En lo que respecta a la tributación de la adquisición de los inmuebles por parte de la hermana del consultante como consecuencia de su designación como beneficiaria del pacto sucesorio descrito, en la medida en que esta transmisión se enmarca dentro de los supuestos del artículo 5 de la NFISD, la adquisición de dichos inmuebles quedará sujeta al referido Impuesto.

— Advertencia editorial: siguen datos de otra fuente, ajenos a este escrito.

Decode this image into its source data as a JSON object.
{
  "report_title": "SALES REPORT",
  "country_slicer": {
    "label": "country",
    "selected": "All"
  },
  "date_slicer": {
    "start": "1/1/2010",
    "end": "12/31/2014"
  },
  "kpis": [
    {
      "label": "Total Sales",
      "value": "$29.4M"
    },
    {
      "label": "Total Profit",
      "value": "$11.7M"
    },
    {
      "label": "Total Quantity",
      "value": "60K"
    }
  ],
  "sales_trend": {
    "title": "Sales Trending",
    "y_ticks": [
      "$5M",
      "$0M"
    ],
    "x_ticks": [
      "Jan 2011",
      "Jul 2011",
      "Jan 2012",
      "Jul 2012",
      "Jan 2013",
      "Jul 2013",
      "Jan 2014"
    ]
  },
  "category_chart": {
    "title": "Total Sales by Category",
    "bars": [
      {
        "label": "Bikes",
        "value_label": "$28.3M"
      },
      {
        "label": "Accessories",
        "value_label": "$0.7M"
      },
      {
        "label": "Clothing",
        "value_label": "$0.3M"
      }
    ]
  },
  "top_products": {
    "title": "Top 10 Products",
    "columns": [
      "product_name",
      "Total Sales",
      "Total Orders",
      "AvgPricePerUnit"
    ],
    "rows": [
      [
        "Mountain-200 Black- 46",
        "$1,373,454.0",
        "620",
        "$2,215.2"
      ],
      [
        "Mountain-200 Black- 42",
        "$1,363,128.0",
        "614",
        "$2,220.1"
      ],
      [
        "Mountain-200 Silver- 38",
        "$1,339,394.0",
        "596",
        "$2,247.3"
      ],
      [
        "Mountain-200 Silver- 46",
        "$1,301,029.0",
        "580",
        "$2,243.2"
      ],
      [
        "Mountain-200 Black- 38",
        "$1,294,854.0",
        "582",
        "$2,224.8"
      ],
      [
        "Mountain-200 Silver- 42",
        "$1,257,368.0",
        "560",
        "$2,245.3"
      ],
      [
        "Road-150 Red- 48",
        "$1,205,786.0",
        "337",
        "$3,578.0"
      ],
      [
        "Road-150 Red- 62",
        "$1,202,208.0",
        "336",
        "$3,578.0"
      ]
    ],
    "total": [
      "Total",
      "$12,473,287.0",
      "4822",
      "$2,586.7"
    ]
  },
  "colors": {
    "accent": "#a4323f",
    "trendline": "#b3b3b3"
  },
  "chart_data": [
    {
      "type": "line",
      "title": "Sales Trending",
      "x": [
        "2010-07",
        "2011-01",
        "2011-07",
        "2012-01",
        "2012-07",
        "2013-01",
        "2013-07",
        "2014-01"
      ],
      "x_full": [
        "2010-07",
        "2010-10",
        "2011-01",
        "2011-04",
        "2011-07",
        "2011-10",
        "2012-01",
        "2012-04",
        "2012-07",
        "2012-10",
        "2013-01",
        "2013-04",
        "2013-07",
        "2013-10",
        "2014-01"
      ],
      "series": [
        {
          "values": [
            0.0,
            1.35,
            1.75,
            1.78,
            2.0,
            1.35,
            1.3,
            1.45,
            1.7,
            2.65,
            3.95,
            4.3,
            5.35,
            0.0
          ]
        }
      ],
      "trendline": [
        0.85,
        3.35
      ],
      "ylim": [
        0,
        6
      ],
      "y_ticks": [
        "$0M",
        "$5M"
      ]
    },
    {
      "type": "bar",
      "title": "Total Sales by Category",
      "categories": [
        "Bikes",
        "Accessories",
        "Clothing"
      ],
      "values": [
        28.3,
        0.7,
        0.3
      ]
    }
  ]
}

Por lo que respecta al importe que la hermana del consultante debe abonarle, en el supuesto de que, conforme a todo lo anterior, la transmisión de los inmuebles se produzcan a título sucesorio, dicho importe podría asimilarse a un legado ordenado por el testador, conforme a lo dispuesto en el artículo 858 del Código Civil, en el cual se prevé que: "El testador podrá gravar con mandas y legados, no sólo a su heredero, sino también a los legatarios". Por su parte, el artículo 859, también del Código Civil, establece que: "Cuando el testador grave con un legado a uno de los herederos, él sólo quedará obligado a su cumplimiento". A lo que el artículo 863 del mismo Código Civil, añade que: "Será válido el legado hecho a un tercero de una cosa propia del heredero o de un legatario, quienes, al aceptar la sucesión, deberán entregar la cosa legada o su justa estimación, con la limitación establecida en el artículo siguiente. (...)". A estos efectos, el legado de cosa ajena se entiende como una carga impuesta por el testador a su sucesor para poder aceptar su parte de la herencia.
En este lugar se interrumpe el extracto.